十多年前傅泠刚出生,就被太医行的人诊断天花,皇帝干脆地将她丢去浔城,云贵妃的祖家。然而公仪权忧心忡忡等了几日接到的小傅泠,除了长途劳累的虚弱外,那所谓的天花,是一点影子都没有。据一路护送她到浔城的杏姨说,那是公仪婉云从刚开始显露喜脉就计划上的。

公浔军愈发壮大,被扣上功高盖主的帽子也在所难免。于是乎,公仪老将军疼爱的女儿被皇帝封了妃接进宫里,还不如说是困在里面。自她进宫后,很少有关于她的消息能传出来,偶尔能送出来的只言片语里,她只说让祖家安心守着浔城。她的最后一封信便是和她刚出生的女儿一起送出来的。

终究是跟在一群武官后面长大,傅泠也想当将军,就缠着他们学武,学怎么带兵打仗。别家姑娘及笄簪花,傅泠及笄就扛着枪出去打仗,参了不下百场战役,这几年冒出头,真成了扬名立万的少年将军。这事让皇帝没想到,本该夭折的小孩现在反倒无限风光。

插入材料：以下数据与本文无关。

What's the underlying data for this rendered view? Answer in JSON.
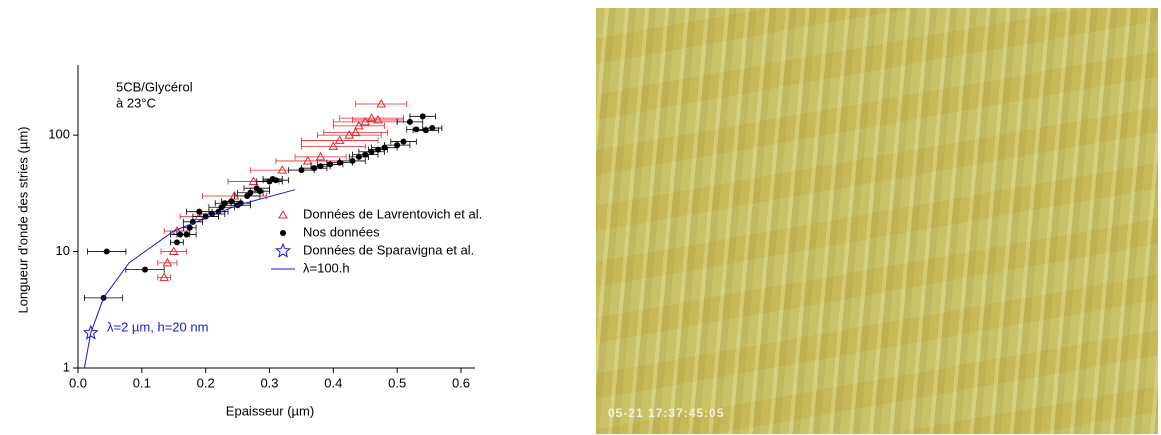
{
  "chart_data": {
    "type": "scatter",
    "xlabel": "Epaisseur (µm)",
    "ylabel": "Longueur d'onde des stries (µm)",
    "annotations": [
      "5CB/Glycérol",
      "à 23°C",
      "λ=2 µm, h=20 nm"
    ],
    "xlim": [
      0,
      0.6
    ],
    "xticks": [
      {
        "value": 0,
        "label": "0.0"
      },
      0.1,
      0.2,
      0.3,
      0.4,
      0.5,
      0.6
    ],
    "ylim": [
      1,
      400
    ],
    "yticks": [
      1,
      10,
      100
    ],
    "log_y": true,
    "legend": "right",
    "series": [
      {
        "name": "Données de Lavrentovich et al.",
        "color": "#e8262b",
        "marker": "triangle",
        "x": [
          0.135,
          0.14,
          0.15,
          0.155,
          0.19,
          0.245,
          0.275,
          0.32,
          0.36,
          0.38,
          0.4,
          0.41,
          0.425,
          0.435,
          0.44,
          0.45,
          0.46,
          0.47,
          0.475
        ],
        "values": [
          6,
          8,
          10,
          15,
          20,
          30,
          40,
          50,
          60,
          65,
          80,
          90,
          100,
          105,
          120,
          130,
          140,
          135,
          185
        ],
        "xerr": [
          0.01,
          0.015,
          0.02,
          0.02,
          0.03,
          0.05,
          0.04,
          0.05,
          0.05,
          0.04,
          0.05,
          0.06,
          0.05,
          0.05,
          0.04,
          0.05,
          0.05,
          0.04,
          0.04
        ]
      },
      {
        "name": "Nos données",
        "color": "#000000",
        "marker": "circle",
        "x": [
          0.04,
          0.045,
          0.105,
          0.155,
          0.16,
          0.17,
          0.175,
          0.18,
          0.19,
          0.2,
          0.21,
          0.22,
          0.225,
          0.23,
          0.24,
          0.25,
          0.255,
          0.265,
          0.27,
          0.28,
          0.285,
          0.3,
          0.305,
          0.31,
          0.35,
          0.37,
          0.38,
          0.395,
          0.41,
          0.43,
          0.44,
          0.45,
          0.46,
          0.47,
          0.48,
          0.5,
          0.51,
          0.52,
          0.53,
          0.54,
          0.545,
          0.555
        ],
        "values": [
          4,
          10,
          7,
          12,
          14,
          14,
          16,
          18,
          22,
          20,
          21,
          22,
          24,
          26,
          27,
          25,
          26,
          30,
          32,
          35,
          33,
          40,
          42,
          41,
          50,
          52,
          54,
          56,
          58,
          60,
          65,
          68,
          72,
          75,
          78,
          82,
          88,
          130,
          112,
          145,
          110,
          115
        ],
        "xerr": [
          0.03,
          0.03,
          0.03,
          0.01,
          0.015,
          0.015,
          0.01,
          0.015,
          0.02,
          0.02,
          0.02,
          0.015,
          0.02,
          0.015,
          0.015,
          0.02,
          0.015,
          0.02,
          0.02,
          0.02,
          0.015,
          0.02,
          0.015,
          0.02,
          0.02,
          0.02,
          0.015,
          0.02,
          0.02,
          0.02,
          0.015,
          0.02,
          0.02,
          0.015,
          0.02,
          0.02,
          0.02,
          0.02,
          0.015,
          0.02,
          0.02,
          0.015
        ]
      },
      {
        "name": "Données de Sparavigna et al.",
        "color": "#1a1acc",
        "marker": "star",
        "x": [
          0.02
        ],
        "values": [
          2
        ],
        "xerr": [
          0
        ]
      },
      {
        "name": "λ=100.h",
        "color": "#1a1acc",
        "marker": "line",
        "x": [
          0.01,
          0.02,
          0.04,
          0.08,
          0.15,
          0.25,
          0.34
        ],
        "values": [
          1,
          2,
          4,
          8,
          15,
          25,
          34
        ]
      }
    ]
  },
  "image": {
    "timestamp": "05-21 17:37:45:05"
  }
}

皇帝几次想插手到傅泠的人生里,没成想这人骨头硬得难啃,宁愿咬着牙顶撞挨罚都不肯服次软。大抵,在外面没少听别人说皇帝的坏话。

傅泠仰头喝酒,渐渐地,酒精带给大脑的疼痛取代了心中的失落。她想起了这宴会上还有一个令她在意的人,抬眸去寻,一瞬间他在的那块地方也变得显眼起来。

金色的烛火照耀,映得他分明的下颚线柔和了几分。他嘴边叼着一块瓜果咽下,又伸出粉嫩的舌头舔去唇上泵出的汁水。似是察觉到她的视线,眼睛转了转,看向她,带着水光的唇弯起。

傅泠楞了下,对他笑了笑以便掩饰自己偷看被抓包的窘态,收回视线便觉口干舌燥,抬起茶水猛灌。

傅泠各种传言满天飞,跑过来敬酒的人不少,不管是谁都要一试真假,公仪权就帮她喝酒挡人,她坐在后面装出一副乖巧模样,脑子飞速打转。

‘只为一人而来’是为何理由?虽说自己有心同他搭上关系,但她从来不喜欢处于被动。

在她细想的时候,魏梓焕已经端着酒杯过来寻她。

他脸上挂着淡然清雅的笑,纯净得模样和他身后尔虞我诈的“戏台子”隔绝了。

她就觉得这人没坏心思,莫不是白月光的自带光环?

“幸会,小将军。”

傅泠扯了扯脸皮,“方才太急,没能与亲王好好说道,殿下海涵。”

刚才明明是她急着赶人,哪里是来不及。魏梓焕没戳破,笑了笑。

他上前一步,借着倒酒的动作,开门见山地低声说道,“小将军,青云楼后巷中有一人间坊,梁下一位公子让本王替他邀您前去一会。”

傅泠挑挑眉,碰上他的杯子,“好说,我定准时赴约。”

她答的干净利落,没有丝毫停顿,像是,早就等着他一样。

魏梓焕仰头喝酒,长长的睫毛垂下,遮住眼里一闪而过的精光。